Generative Adversarial Networks for the Synthesis of Chest X-ray Images

Abstract

One way to diagnose COVID-19 is to use the Polymerase Chain Reaction (PCR) test. However, this test is rather invasive. An alternative would be to use chest images of the patients to diagnose if the patient has COVID-19. These chest X-ray images have to be manually annotated by a medical professional such as a radiologist, and due to privacy concerns, getting access to readily available and annotated COVID-19 chest X-ray images is difficult. In order to train a deep learning model to perform image classification tasks, it is prudent to train the deep-learning model on a large enough dataset to avoid the problem of overfitting.
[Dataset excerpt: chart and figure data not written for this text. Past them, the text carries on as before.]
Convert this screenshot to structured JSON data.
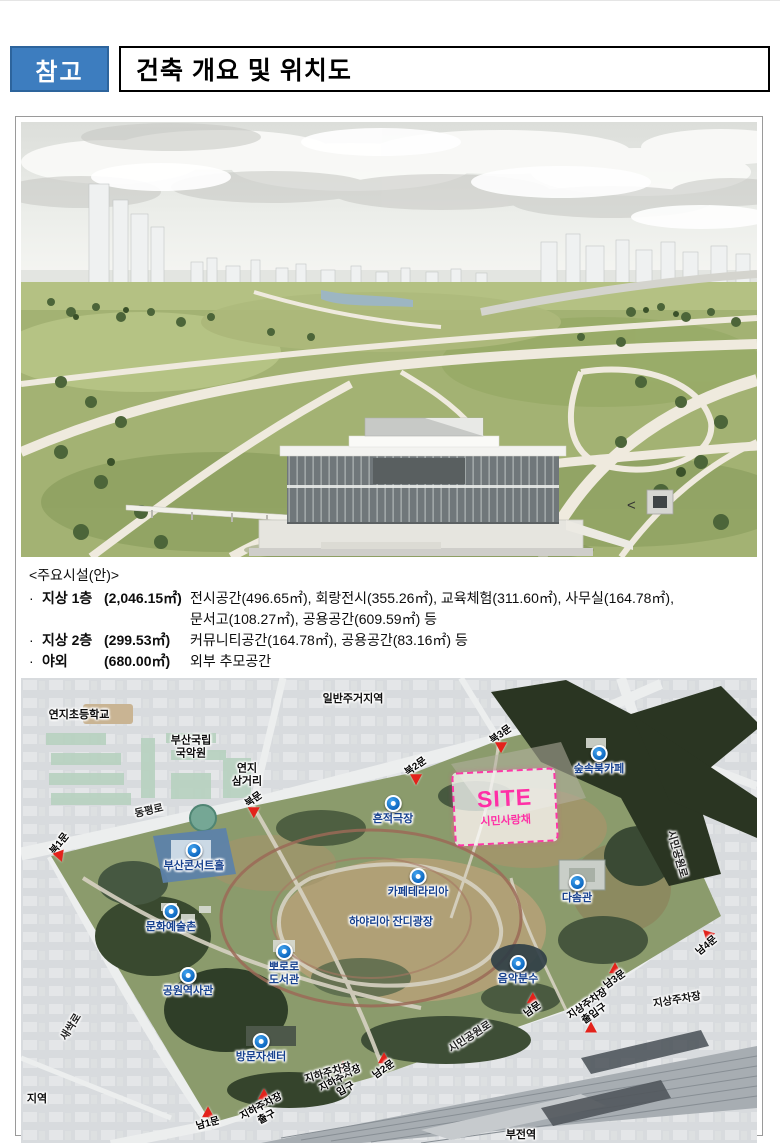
{
  "header": {
    "badge_label": "참고",
    "title": "건축 개요 및 위치도"
  },
  "colors": {
    "badge_blue": "#3d7dbf",
    "marker_blue": "#0d67c0",
    "poi_text": "#17418e",
    "site_pink": "#ff2fa6",
    "gate_red": "#e3221b"
  },
  "rendering": {
    "marker_glyph": "<"
  },
  "facilities": {
    "heading": "<주요시설(안)>",
    "rows": [
      {
        "bullet": "·",
        "name": "지상 1층",
        "area": "(2,046.15㎡)",
        "desc": "전시공간(496.65㎡), 회랑전시(355.26㎡), 교육체험(311.60㎡), 사무실(164.78㎡),\n문서고(108.27㎡), 공용공간(609.59㎡) 등"
      },
      {
        "bullet": "·",
        "name": "지상 2층",
        "area": "(299.53㎡)",
        "desc": "커뮤니티공간(164.78㎡), 공용공간(83.16㎡) 등"
      },
      {
        "bullet": "·",
        "name": "야외",
        "area": "(680.00㎡)",
        "desc": "외부 추모공간"
      }
    ]
  },
  "map": {
    "site": {
      "title": "SITE",
      "subtitle": "시민사랑채",
      "x": 432,
      "y": 92,
      "w": 100,
      "h": 70
    },
    "pois": [
      {
        "label": "숲속북카페",
        "x": 578,
        "y": 75
      },
      {
        "label": "흔적극장",
        "x": 372,
        "y": 125
      },
      {
        "label": "부산콘서트홀",
        "x": 173,
        "y": 172
      },
      {
        "label": "카페테라리아",
        "x": 397,
        "y": 198
      },
      {
        "label": "다솜관",
        "x": 556,
        "y": 204
      },
      {
        "label": "문화예술촌",
        "x": 150,
        "y": 233
      },
      {
        "label": "하야리아 잔디광장",
        "x": 370,
        "y": 246,
        "marker": false
      },
      {
        "label": "뽀로로\n도서관",
        "x": 263,
        "y": 273
      },
      {
        "label": "음악분수",
        "x": 497,
        "y": 285
      },
      {
        "label": "공원역사관",
        "x": 167,
        "y": 297
      },
      {
        "label": "방문자센터",
        "x": 240,
        "y": 363
      }
    ],
    "gates": [
      {
        "label": "북1문",
        "x": 39,
        "y": 172,
        "rot": -52,
        "arot": 160,
        "labelpos": "above"
      },
      {
        "label": "북문",
        "x": 233,
        "y": 128,
        "rot": -35,
        "arot": 180,
        "labelpos": "above"
      },
      {
        "label": "북2문",
        "x": 395,
        "y": 95,
        "rot": -35,
        "arot": 180,
        "labelpos": "above"
      },
      {
        "label": "북3문",
        "x": 480,
        "y": 63,
        "rot": -35,
        "arot": 180,
        "labelpos": "above"
      },
      {
        "label": "남1문",
        "x": 187,
        "y": 440,
        "rot": -15,
        "arot": 0,
        "labelpos": "below"
      },
      {
        "label": "지하주차장\n출구",
        "x": 243,
        "y": 428,
        "rot": -28,
        "arot": 0,
        "labelpos": "below"
      },
      {
        "label": "지하주차장\n입구",
        "x": 322,
        "y": 400,
        "rot": -28,
        "arot": 0,
        "labelpos": "below"
      },
      {
        "label": "남2문",
        "x": 363,
        "y": 386,
        "rot": -35,
        "arot": 0,
        "labelpos": "below"
      },
      {
        "label": "남문",
        "x": 512,
        "y": 326,
        "rot": -35,
        "arot": 0,
        "labelpos": "below"
      },
      {
        "label": "지상주차장\n출입구",
        "x": 570,
        "y": 337,
        "rot": -35,
        "arot": 0,
        "labelpos": "above"
      },
      {
        "label": "남3문",
        "x": 594,
        "y": 296,
        "rot": -35,
        "arot": 0,
        "labelpos": "below"
      },
      {
        "label": "남4문",
        "x": 686,
        "y": 262,
        "rot": -40,
        "arot": -45,
        "labelpos": "below"
      }
    ],
    "parking_labels": [
      {
        "label": "지하주차장",
        "x": 307,
        "y": 394,
        "rot": -16
      },
      {
        "label": "지상주차장",
        "x": 656,
        "y": 321,
        "rot": -10
      }
    ],
    "road_labels": [
      {
        "label": "동평로",
        "x": 128,
        "y": 132,
        "rot": -13
      },
      {
        "label": "새싹로",
        "x": 50,
        "y": 348,
        "rot": -58
      },
      {
        "label": "시민공원로",
        "x": 449,
        "y": 358,
        "rot": -33
      },
      {
        "label": "시민공원로",
        "x": 656,
        "y": 175,
        "rot": 74
      }
    ],
    "area_labels": [
      {
        "label": "연지초등학교",
        "x": 58,
        "y": 36
      },
      {
        "label": "일반주거지역",
        "x": 332,
        "y": 20
      },
      {
        "label": "부산국립\n국악원",
        "x": 170,
        "y": 70
      },
      {
        "label": "연지\n삼거리",
        "x": 226,
        "y": 98
      },
      {
        "label": "부전역",
        "x": 500,
        "y": 456
      },
      {
        "label": "지역",
        "x": 16,
        "y": 420
      }
    ]
  }
}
In this paper, we explore using Generative Adversarial Networks (GANs) as a form of data augmentation technique to enlarge the training data for deep learning models. We first explored how the synthetic data generated by GANs are affected by the training size. Following which, we compared the performance of the two different GAN architectures, namely the Deep Convolutional Generative Adversarial Networks (DCGAN) and the Wasserstein Generative Adversarial Networks with Gradient Penalty (WGAN-GP). We successfully used GANs to generate synthetic COVID-19 chest X-ray images with a Fréchet Inception Distance (FID) score that was below 2.